Almond and grape gazpacho and beef and pork stuffed olives plated for the charter guests.

Next up: a beautiful squash blossom stuffed with lemon ricotta and served with beetroot ketchup that practically made the guests squeal with delight.

The picturesque dish was followed by a sweet potato and Asiago soufflé that looked almost too delicate to eat.

A squash blossom and sweet potato soufflé plated for the charter guests.

Course No. 5 was squid, and at that point, Ileisha was really feeling the heat in the kitchen. 

“Doing 10 courses on Parsifal is brutal,” she shared. “There’s no space, it’s insane to prep, it takes forever to serve, and it means a late night for everyone.” 

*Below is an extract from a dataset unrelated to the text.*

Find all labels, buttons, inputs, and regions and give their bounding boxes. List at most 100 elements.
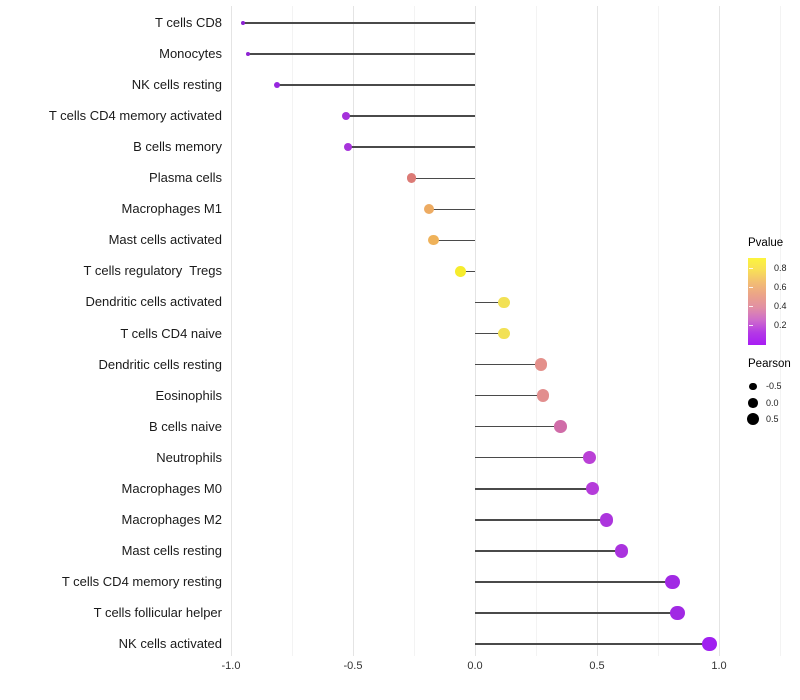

Still, the chef trudged on, serving local baby squid with lime aioli. “That is beyond tender,” Guarnieri gushed about the dish. 

Ileisha followed that course with another piece of seafood, this time preparing a beautiful-looking local sea bream with celeriac puree and fennel slaw. 

Squid and sea bream plated for the charter guests.

More meat made its way to the table, as the crew brought out beef carpaccio with Parmesan and micro greens followed by a “surf ’n’ turf” dish made up of a beef fillet and grilled prawns. 

“F-ck me, I’m tired!” Ileisha exclaimed at that point — but there were two courses left. 

Beef carpaccio and surf & turf plated for the charter guests.

After midnight, finishing off the 10 courses was a sweet lemon sorbet and then a limoncello ricotta cheesecake with raspberry compote, perfect for the Italian locale. 

Lemon sorbet and limoncello ricotta cheesecake plated for the charter guests.

All in all, the guests were exceptionally pleased with the scrumptious dishes and the service, leaving the crew a $30,000 tip — something Daisy said was “the biggest” they had ever received. 

In addition to their generous tip, the guests were also kind and grateful throughout. The preference sheet may have put the crew on their toes, but everything ultimately concluded with a triumphant splash!